Amazon is ignoring a huge chunk of the population and a multimillion-dollar opportunity with its new grocery store of the future
- Amazon recently opened its first brick-and-mortar grocery store in Seattle, Washington.
- The store does not use cashiers. Shoppers instead scan their phones at turnstiles, and Amazon charges them automatically.
- Amazon said the new store will not accept food stamps for the foreseeable future. An expert says Amazon is ignoring a large population of potential shoppers.
Amazon pitches its new Go store in Seattle as the supermarket of the future.
The store does not feature cashiers or checkout lines. Instead, a sensor-and-camera system detects when shoppers pick items off the shelves, and Amazon charges them automatically via an app when they leave.
In January, Slate's April Glaser noted another glaring difference between Amazon Go and most traditional supermarkets. The former does not accept food stamps (also known as EBT cards) that are part of the federal Supplemental Nutrition Assistance Program (SNAP). An Amazon spokesperson confirmed to Business Insider that the company does not plan to accept EBT cards at the store, at least for the foreseeable future.
But that could be a bad business move for Amazon, according to Riana Lynn, a biologist and technologist who researches how cities can make fresh food more accessible.
"They could be raking in millions more dollars," she told Business Insider. "It's a no-brainer that accepting SNAP could be a lot of money for [Amazon], especially since it's getting into fresher groceries."

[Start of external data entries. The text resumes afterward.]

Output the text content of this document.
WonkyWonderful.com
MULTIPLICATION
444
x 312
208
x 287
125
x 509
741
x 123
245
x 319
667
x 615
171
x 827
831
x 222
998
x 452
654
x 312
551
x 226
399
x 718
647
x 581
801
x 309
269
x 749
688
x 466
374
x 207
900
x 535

Just in the city of Seattle, 83,560 people use food stamps, which totals $98.8 million in annual expenditures, according to 2016 data from the Washington State Department of Social and Health Services. Since some of these SNAP recipients could theoretically be shopping at the Amazon Go store, Lynn considers that a missed market opportunity.

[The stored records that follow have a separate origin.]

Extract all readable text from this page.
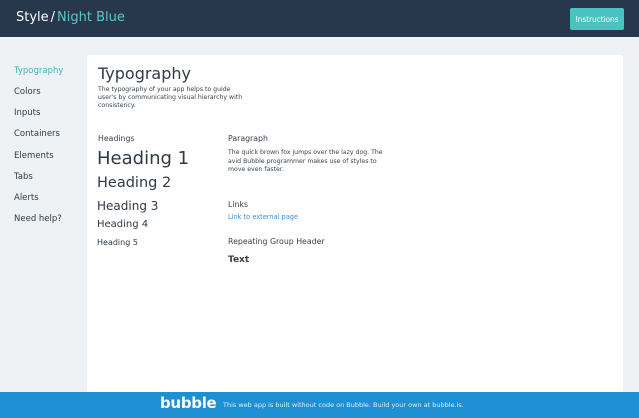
Style / Night Blue	Instructions
Typography
Colors
Inputs
Containers
Elements
Tabs
Alerts
Need help?
Typography
The typography of your app helps to guide user's by communicating visual hierarchy with consistency.
Headings
Heading 1
Heading 2
Heading 3
Heading 4
Heading 5
Paragraph
The quick brown fox jumps over the lazy dog. The avid Bubble programmer makes use of styles to move even faster.
Links
Link to external page
Repeating Group Header
Text
bubble This web app is built without code on Bubble. Build your own at bubble.is.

When asked about the decision to not accept food stamps, the Amazon spokesperson said federal law would not allow the company to do so in its Go store.

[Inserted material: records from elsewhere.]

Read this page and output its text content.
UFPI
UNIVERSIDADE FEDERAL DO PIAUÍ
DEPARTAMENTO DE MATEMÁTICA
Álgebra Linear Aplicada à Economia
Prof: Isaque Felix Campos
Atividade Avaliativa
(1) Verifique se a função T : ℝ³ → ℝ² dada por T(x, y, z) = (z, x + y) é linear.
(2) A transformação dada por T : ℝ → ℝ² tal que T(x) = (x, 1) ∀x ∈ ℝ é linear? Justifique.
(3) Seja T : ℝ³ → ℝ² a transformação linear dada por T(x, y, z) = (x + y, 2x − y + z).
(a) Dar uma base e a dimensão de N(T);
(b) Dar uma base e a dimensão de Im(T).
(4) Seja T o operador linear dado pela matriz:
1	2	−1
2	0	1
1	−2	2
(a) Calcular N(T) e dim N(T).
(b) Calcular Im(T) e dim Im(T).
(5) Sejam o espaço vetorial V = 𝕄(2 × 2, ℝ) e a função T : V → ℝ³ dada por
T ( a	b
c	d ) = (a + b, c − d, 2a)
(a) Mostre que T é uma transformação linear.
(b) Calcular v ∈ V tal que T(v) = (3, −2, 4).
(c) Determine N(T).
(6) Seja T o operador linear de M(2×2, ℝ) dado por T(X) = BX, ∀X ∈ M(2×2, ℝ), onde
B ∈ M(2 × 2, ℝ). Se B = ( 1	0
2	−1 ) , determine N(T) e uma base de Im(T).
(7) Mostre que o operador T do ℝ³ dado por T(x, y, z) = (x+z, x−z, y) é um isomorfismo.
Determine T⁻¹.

"The current law does not allow for SNAP benefits to be used on Amazon.com or at Amazon Go, but we’re excited to be working on a pilot program with the USDA to accept SNAP benefits on Amazon.com," they said.
In 2018, Amazon will start participating in a two-year USDA pilot program that allows customers in three states to use food stamps on Amazon.com. Washington, where the Amazon Go store is located, is not included in the pilot.
The company has also offered discounted Prime memberships for food stamp recipients, but they still can't use SNAP to pay for Prime or grocery delivery charges.
At grocery stores that accept SNAP — including Amazon-owned Whole Foods — customers pay with EBT cards by entering a PIN at the register. The first Amazon Go store was not designed with this capability, but Lynn said it would not be hard to develop.
"We have people now that are building systems with two-factor authentication to be able to send millions of dollars of bitcoin. I think we can figure out how to authenticate SNAP cards," she said.
There are few online-only retailers that accept EBT cards. In addition to Amazon, FreshDirect and Thrive Market are also a part of the aforementioned USDA pilot. Online-only grocer Schwan's lets people pay online with EBT cards. Other chains with physical stores are part of the pilot program, including Safeway, ShopRite, and Hy-Vees. Nationwide, over 240,000 retailers accept food stamps at the register.
Approximately 42 million people receive SNAP benefits in the US. The program requires able-bodied adults without children to find a job within three months and to work at least 20 hours weekly. For people under the age of 65, food stamps lift more Americans out of poverty than any other government program besides the Earned Income Tax Credit, according to the Brookings Institution.
Amazon declined to say if it plans to launch more Go locations. If the company decided to expand outside Seattle, it opens the door to even more SNAP opportunity. Nationwide, the federal government spends about $73 billion on the program every year.
"If [Amazon Go] becomes a model across the grocery industry, and food stamps weren’t accepted, that would indeed be alarming," said Mark Coleman of Food Lifeline, a nonprofit that works with SNAP recipients in Western Washington.
Lynn added that big food retailers will need to work together with policymakers, developers, supply chain experts, and local entrepreneurs to help make their stores more economically inclusive.
"We're going to have to continue to work together to bring fresh food to communities who need it most," she said. "It's not just going to be one company. We need to change the entire food ecosystem, because in the past two to three decades, it has become so industrialized and broken."